Washington exhorte Gbagbo à renoncer "immédiatement" au pouvoir.

173 personnes ont été tuées et 471 arrêtées entre le 16 et le 21 décembre, selon l'ONU.

- 24: La Cédéao menace d'user de la force pour chasser Gbagbo.

- 26: Gbagbo dénonce un "complot" de la France et des Etats-Unis.

- 27: Ouattara lance un appel à la grève générale, peu suivi, alors que ses partisans occupent pendant quelques heures l'ambassade à Paris.

- 28: Trois présidents ouest-africains (Bénin, Sierra Leone et Cap-Vert) mandatés par la Cédéao tentent de convaincre Gbagbo de céder le pouvoir.

Un convoi de l'Onuci est attaqué à Abidjan: un Casque bleu blessé.

Plus de 19.000 Ivoiriens ont fui vers le Liberia voisin (ONU).

- 29: L'ambassadeur ivoirien à l'ONU, Youssouf Bamba, désigné par Ouattara, demande à l'ONU d'empêcher un "génocide".

- 31: "Nous n'allons pas céder", lance Gbagbo accusant Ouattara de "tentative de coup d'Etat sous la bannière de la communauté internationale".Un ultimatum de son rival, qui lui avait donné jusqu'à minuit pour partir, expire sans effet.

La France recommande le départ des familles françaises.

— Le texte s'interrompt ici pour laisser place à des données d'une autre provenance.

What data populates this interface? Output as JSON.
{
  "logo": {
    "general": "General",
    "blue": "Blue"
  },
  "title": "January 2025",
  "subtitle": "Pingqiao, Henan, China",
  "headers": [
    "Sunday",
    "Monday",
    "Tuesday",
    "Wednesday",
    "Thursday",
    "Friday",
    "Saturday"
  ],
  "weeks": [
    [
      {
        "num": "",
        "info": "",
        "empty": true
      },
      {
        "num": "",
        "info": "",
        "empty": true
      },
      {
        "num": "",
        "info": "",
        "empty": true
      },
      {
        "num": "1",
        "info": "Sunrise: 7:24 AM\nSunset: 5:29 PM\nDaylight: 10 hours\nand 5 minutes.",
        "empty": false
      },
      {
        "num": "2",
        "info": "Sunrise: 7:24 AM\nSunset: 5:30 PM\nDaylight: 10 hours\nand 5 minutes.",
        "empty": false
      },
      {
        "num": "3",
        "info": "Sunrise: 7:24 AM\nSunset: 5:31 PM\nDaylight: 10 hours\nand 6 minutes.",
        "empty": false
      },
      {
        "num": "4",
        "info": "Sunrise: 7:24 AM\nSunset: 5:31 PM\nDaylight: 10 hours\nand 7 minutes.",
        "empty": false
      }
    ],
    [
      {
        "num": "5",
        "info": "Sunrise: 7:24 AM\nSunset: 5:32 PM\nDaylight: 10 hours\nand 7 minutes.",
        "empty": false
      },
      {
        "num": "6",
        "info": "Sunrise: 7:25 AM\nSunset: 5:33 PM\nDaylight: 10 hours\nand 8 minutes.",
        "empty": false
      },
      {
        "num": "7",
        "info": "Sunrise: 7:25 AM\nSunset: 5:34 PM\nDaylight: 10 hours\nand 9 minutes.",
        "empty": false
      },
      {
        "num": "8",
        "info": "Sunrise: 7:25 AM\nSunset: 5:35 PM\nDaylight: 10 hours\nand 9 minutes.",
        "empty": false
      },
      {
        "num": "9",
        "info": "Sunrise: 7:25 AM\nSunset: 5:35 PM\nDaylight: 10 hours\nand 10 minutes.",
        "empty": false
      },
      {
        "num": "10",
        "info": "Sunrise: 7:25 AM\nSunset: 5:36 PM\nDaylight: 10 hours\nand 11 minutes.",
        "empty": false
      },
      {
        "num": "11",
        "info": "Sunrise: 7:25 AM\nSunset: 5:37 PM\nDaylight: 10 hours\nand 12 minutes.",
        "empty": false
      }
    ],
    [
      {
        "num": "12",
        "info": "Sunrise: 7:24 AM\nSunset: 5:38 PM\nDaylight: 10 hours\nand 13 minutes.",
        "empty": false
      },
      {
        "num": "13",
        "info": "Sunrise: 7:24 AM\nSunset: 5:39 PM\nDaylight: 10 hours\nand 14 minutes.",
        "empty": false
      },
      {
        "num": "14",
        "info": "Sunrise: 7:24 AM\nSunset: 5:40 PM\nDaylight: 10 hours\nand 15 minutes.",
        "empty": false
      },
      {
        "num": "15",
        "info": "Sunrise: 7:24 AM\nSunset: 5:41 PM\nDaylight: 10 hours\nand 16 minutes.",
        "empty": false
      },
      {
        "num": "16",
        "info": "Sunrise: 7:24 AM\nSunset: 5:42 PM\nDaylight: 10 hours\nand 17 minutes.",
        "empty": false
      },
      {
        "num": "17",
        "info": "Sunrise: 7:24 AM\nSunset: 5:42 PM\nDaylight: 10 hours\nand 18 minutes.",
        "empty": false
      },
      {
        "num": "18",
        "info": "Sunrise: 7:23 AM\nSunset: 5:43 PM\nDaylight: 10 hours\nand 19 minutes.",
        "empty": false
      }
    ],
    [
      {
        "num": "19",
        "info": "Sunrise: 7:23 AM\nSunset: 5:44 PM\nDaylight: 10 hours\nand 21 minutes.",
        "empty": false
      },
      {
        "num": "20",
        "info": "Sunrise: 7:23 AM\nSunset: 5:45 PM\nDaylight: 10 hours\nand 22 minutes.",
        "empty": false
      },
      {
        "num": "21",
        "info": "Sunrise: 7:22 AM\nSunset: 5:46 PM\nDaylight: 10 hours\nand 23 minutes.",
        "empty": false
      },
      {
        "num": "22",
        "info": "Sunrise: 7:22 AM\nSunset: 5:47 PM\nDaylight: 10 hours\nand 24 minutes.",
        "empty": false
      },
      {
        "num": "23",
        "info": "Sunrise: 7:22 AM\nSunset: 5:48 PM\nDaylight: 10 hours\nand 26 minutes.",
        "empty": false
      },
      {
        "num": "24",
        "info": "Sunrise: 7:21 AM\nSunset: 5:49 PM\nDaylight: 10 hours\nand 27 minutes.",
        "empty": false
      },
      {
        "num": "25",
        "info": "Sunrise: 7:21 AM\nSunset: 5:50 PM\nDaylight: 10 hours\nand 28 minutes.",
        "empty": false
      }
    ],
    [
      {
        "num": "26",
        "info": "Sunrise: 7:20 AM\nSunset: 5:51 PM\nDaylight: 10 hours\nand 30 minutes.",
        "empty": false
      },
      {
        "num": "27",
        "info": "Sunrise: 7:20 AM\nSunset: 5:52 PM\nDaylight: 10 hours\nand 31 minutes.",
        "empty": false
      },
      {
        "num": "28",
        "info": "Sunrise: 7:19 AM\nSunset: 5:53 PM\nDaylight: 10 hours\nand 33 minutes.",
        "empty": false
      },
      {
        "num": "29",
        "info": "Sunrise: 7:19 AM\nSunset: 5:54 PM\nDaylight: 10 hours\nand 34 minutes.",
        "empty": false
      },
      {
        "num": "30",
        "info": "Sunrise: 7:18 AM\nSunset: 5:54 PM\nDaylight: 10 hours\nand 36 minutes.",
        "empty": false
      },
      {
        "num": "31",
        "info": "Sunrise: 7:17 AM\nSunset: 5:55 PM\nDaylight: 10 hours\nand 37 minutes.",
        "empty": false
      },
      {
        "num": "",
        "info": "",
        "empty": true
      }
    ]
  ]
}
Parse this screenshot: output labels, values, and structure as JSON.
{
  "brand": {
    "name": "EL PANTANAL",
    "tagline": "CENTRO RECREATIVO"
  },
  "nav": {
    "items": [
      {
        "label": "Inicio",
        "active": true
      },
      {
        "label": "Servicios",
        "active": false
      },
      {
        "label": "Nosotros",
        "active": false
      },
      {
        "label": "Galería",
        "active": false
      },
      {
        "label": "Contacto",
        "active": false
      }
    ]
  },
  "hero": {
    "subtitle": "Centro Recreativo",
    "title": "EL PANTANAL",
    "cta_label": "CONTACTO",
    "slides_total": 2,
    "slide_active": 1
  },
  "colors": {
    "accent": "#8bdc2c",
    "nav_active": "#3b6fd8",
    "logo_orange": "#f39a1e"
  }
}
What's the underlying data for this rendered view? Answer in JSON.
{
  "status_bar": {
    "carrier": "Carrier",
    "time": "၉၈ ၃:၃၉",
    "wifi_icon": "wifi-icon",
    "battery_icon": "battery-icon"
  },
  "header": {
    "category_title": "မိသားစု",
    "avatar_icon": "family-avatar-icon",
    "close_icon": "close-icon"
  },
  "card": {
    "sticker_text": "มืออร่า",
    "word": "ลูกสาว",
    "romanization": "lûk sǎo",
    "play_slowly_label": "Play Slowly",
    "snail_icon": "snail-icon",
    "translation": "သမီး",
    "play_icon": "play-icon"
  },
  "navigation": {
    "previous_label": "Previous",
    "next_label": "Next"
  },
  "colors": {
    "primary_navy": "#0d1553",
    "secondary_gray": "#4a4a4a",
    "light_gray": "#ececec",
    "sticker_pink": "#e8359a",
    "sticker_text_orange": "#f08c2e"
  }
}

L'UE approuve des sanctions contre 59 proches de Gbagbo.

--JANVIER 2011--

- 1er: Gbagbo accuse l'ONU d'avoir "tiré sur des civils", accusation démentie par l'ONU.

- 2: Les partisans de Gbagbo ajournent l'assaut "à mains nues" prévu contre le quartier général de Ouattara.

- 3: Nouvelle médiation des trois chefs d'Etat ouest-africains accompagné du Premier ministre kényan Raila Odinga, envoyé par l'UA.

Les violences ont fait 179 morts depuis la mi-décembre pour la plupart des partisans de Ouattara selon l'ONU.